Green councillor Clive Stevens, the committee’s vice chairperson, said: “The mayor and council are putting more taxpayers’ money into businesses – big ones.
“And therefore, the audit committee needs to be able to evaluate the value for money arrangements.
“It’s even more important because there’ll be much more than £50million at risk. Some of the answers from the council show they’ve learned nothing.
‘Regular, periodic, confidential briefings’
“So this passion for secrecy continues and it continues to cost the taxpayer millions.”
But the committee was assured by Jon Roberts from Grant Thornton, and the council’s monitoring officer Tim O’Gara and director of finance Denise Murray, that there was much more to the council’s response than what was written in the report, and that the council accepted the recommendations and were committed to carrying them out.

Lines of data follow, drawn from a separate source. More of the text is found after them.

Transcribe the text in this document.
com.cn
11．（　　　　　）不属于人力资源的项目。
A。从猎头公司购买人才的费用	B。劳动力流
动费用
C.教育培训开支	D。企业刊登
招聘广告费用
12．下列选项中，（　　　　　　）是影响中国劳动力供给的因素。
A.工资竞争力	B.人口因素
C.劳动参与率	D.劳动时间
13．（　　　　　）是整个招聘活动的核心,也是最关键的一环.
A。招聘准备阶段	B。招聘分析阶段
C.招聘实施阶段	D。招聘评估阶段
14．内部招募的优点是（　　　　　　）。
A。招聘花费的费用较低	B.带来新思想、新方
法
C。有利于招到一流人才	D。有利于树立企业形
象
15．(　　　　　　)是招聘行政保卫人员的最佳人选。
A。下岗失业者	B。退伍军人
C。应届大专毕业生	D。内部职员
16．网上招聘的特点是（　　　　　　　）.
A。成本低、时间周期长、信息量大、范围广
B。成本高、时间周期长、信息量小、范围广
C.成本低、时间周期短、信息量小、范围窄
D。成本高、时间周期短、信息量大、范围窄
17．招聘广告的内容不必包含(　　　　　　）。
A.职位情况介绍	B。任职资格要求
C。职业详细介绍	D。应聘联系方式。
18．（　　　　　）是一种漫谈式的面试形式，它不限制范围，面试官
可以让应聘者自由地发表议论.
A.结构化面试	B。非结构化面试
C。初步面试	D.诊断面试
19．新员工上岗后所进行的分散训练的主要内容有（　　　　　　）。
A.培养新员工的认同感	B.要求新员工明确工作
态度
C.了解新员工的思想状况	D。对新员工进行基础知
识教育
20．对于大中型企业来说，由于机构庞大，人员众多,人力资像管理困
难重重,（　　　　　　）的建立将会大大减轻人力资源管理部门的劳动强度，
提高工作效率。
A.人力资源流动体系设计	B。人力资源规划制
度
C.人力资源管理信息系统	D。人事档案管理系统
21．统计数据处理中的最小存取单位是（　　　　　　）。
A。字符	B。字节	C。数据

At the suggestion of Mr Roberts, and with the backing of Mr O’Gara and deputy mayor Craig Cheney, the committee agreed that three of their number would get “regular, periodic confidential briefings” in future.
The chair, vice chair and an independent member from outside the council will act on behalf of the committee and then engage with members “as appropriate, depending on the issues discussed”, the meeting heard.

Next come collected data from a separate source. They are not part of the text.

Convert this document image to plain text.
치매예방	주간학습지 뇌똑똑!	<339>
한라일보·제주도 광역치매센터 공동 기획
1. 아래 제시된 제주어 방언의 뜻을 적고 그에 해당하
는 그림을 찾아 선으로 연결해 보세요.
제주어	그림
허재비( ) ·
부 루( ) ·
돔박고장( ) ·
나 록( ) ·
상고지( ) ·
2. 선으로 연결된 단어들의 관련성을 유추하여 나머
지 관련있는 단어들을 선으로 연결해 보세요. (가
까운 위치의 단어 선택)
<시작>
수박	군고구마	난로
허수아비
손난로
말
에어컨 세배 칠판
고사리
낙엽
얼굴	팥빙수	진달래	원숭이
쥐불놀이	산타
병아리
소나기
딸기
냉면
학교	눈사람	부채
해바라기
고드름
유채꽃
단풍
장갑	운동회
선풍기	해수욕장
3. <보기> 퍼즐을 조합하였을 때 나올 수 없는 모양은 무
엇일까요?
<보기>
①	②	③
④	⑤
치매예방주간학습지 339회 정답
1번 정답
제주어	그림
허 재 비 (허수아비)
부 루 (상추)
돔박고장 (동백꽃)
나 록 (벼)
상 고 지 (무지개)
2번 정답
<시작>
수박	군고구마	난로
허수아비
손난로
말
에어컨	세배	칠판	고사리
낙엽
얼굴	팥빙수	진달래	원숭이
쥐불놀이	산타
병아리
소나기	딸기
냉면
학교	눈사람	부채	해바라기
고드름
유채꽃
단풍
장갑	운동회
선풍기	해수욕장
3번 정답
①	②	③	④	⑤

Members had reservations about what information would be fed back to them, but the committee chair, Labour’s Mark Brain, said the trio would report back “in short order” on whether the briefings were working. The committee will also monitor the council’s progress carrying out the auditor’s recommendations, work which is set to be completed by October this year and involves a review of governance arrangements.
Mr O’Gara said: “You have my assurance as the council’s monitoring officer, who has a number of the actions against my name, that I welcome the recommendations and I’m keen to work with colleagues and members and officers alike to take those recommendations forward to ensure we implement some continuous improvement around how we govern our council companies.”
Ms Murray said: “We’re actually proposing to roll out the proposed changes and improvements across all of our activity and how we govern all of our companies and how we report the information being proposed.
“We want to actually seek to continually improve how we report information and how we deal with information we deem to be of public interest and those that are critical to decision making.”
Mr Roberts told the committee: “Even though this is a challenging issue, we’ve had very good engagement from the council, from whoever we’ve talked to from within the council, and I have no concerns about the level of openness to my audit team”.